Universités : Comment les enseignants cherchent à africaniser les savoirs
Selon les intellectuels africains, la diffusion de la pensée décoloniale et l’investissement dans la recherche font partie des priorités du monde universitaire continental. Mais les changements sont peu soutenus par les États.

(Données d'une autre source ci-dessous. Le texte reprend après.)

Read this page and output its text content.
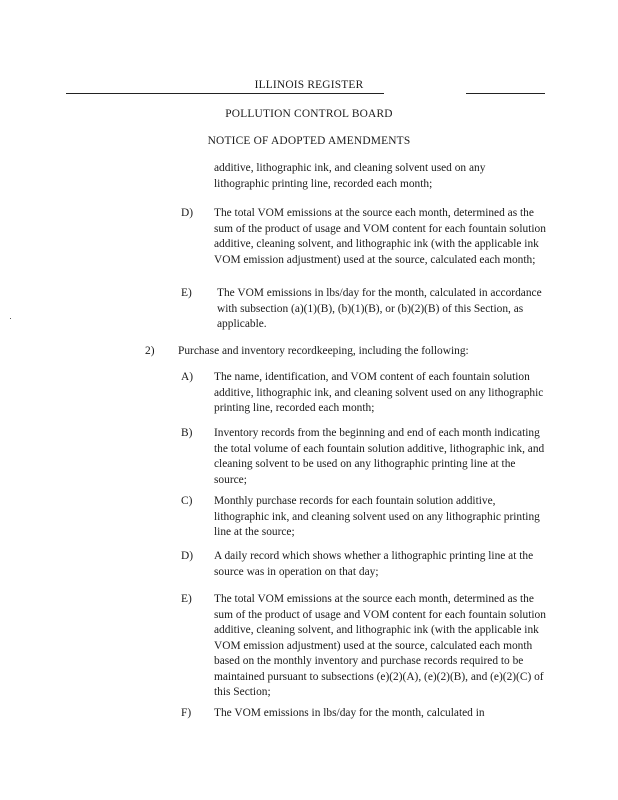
ILLINOIS REGISTER
POLLUTION CONTROL BOARD
NOTICE OF ADOPTED AMENDMENTS

additive, lithographic ink, and cleaning solvent used on any lithographic printing line, recorded each month;

D) The total VOM emissions at the source each month, determined as the sum of the product of usage and VOM content for each fountain solution additive, cleaning solvent, and lithographic ink (with the applicable ink VOM emission adjustment) used at the source, calculated each month;

E) The VOM emissions in lbs/day for the month, calculated in accordance with subsection (a)(1)(B), (b)(1)(B), or (b)(2)(B) of this Section, as applicable.

2) Purchase and inventory recordkeeping, including the following:

A) The name, identification, and VOM content of each fountain solution additive, lithographic ink, and cleaning solvent used on any lithographic printing line, recorded each month;

B) Inventory records from the beginning and end of each month indicating the total volume of each fountain solution additive, lithographic ink, and cleaning solvent to be used on any lithographic printing line at the source;

C) Monthly purchase records for each fountain solution additive, lithographic ink, and cleaning solvent used on any lithographic printing line at the source;

D) A daily record which shows whether a lithographic printing line at the source was in operation on that day;

E) The total VOM emissions at the source each month, determined as the sum of the product of usage and VOM content for each fountain solution additive, cleaning solvent, and lithographic ink (with the applicable ink VOM emission adjustment) used at the source, calculated each month based on the monthly inventory and purchase records required to be maintained pursuant to subsections (e)(2)(A), (e)(2)(B), and (e)(2)(C) of this Section;

F) The VOM emissions in lbs/day for the month, calculated in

« Nous avons beaucoup de travail à faire pour former l’universitaire africain de demain dans nos propres institutions, avec nos propres ressources, grâce à notre propre vision », affirme Patrice Correa, enseignant chercheur à l’université Gaston-Berger à Saint-Louis au Sénégal. Comme beaucoup d’autres penseurs du continent, ce docteur en sciences de l’information et de la communication est partisan de la pensée « décoloniale ». Ce mouvement intellectuel estime que l’élite intellectuelle de demain doit penser le continent depuis l’intérieur.
Africaniser les savoirs
Selon eux, cela nécessite de réformer l’université africaine qui, depuis les indépendances, est restée fortement marquée par son alignement disciplinaire sur ses homologues françaises et britanniques. « L’élite intellectuelle africaine doit s’émanciper de toute allégeance à une quelconque puissance étrangère. L’université doit libérer des énergies et des esprits capables de penser, de choisir, d’entreprendre librement. L’intellectuel africain doit contribuer à la production d’une science et d’un savoir où pourraient s’exprimer les spécificités africaines », affirme Hanane Essaydi, enseignante en Lettres à l’université Cadi Ayyad de Marrakech.
«C’EST DANS LES UNIVERSITÉS AFRICAINES ANGLO-SAXONNES QUE CE MOUVEMENT ÉPISTÉMIQUE S’EST LE MIEUX DÉVELOPPÉ. »
C’est pourquoi l’université Gaston Berger, située à Saint-Louis au Sénégal a ouvert en 2010, l’UFR des civilisations, religions, arts et communication africaines (CRAC) qui compte six départements. « Notre volonté est d’approfondir l’africanisation de l’université pour favoriser l’insertion consciente et efficace de l’homme dans sa société, dans sa culture et dans son temps », explique Patrice Correa, actuel directeur de l’UFR. Et d’ajouter : « Depuis sa création, nous recevons des collègues du monde entier. L’enjeu est de taille car si nous ne faisons pas l’université par nous et pour nous-même, les autres pourraient le faire pour nous et peut-être à notre détriment ».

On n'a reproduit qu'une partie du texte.